Да, красиво. Причём, есть ещё и свой сюжет, и своя логика в тексте. Мир оперы оказался более реалистичен, чем мир "железа и пара". Ожидал я финала больше в мире стимпанка. Или про техническую революцию в Запретном Царстве) Но, честно, до такого попадания в рамки условий, как у финалистов, не додумался бы. Так что, автору браво.
Оказалось, всё-же не всё настолько буквально, и текст не приключения про стимбоя, а больше про мистику. Автор, а может после конкурса у вас появится продолжение? И про странствующих духов, и про актёра-воришку? Ведь, вообщем-то, для героев история не завершилась. И в рамках "железного" мира для нас многое осталось за кадром. Есть светлые маги и темные маги, а есть адекватные.
Чем особенно приятен для меня, это тем, что ярко вижу картинку, эдакий эффект полного присутствия. Мягкий, плавный, такой - очень женский (или даже девичий) рассказ. Хорош.
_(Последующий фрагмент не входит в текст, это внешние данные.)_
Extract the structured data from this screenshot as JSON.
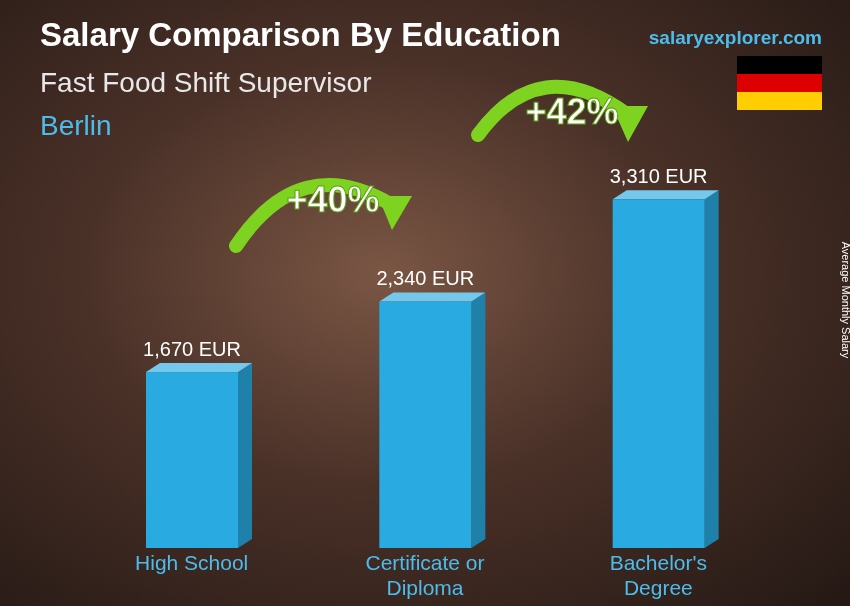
{
  "chart_data": {
    "type": "bar",
    "title": "Salary Comparison By Education",
    "subtitle": [
      "Fast Food Shift Supervisor",
      "Berlin"
    ],
    "source": "salaryexplorer.com",
    "ylabel": "Average Monthly Salary",
    "categories": [
      "High School",
      "Certificate or Diploma",
      "Bachelor's Degree"
    ],
    "values": [
      1670,
      2340,
      3310
    ],
    "value_labels": [
      "1,670 EUR",
      "2,340 EUR",
      "3,310 EUR"
    ],
    "data_labels": true,
    "color": "#29abe2",
    "tick_labels": "x",
    "grid": false,
    "annotations": [
      "+40%",
      "+42%"
    ]
  }
}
Оказалось, всё-же не всё настолько буквально, и текст не приключения про стимбоя, а больше про мистику. Автор, а может после конкурса у вас появится продолжение? И про странствующих духов, и про актёра-воришку? Ведь, вообщем-то, для героев история не завершилась. И в рамках "железного" мира для нас многое осталось за кадром.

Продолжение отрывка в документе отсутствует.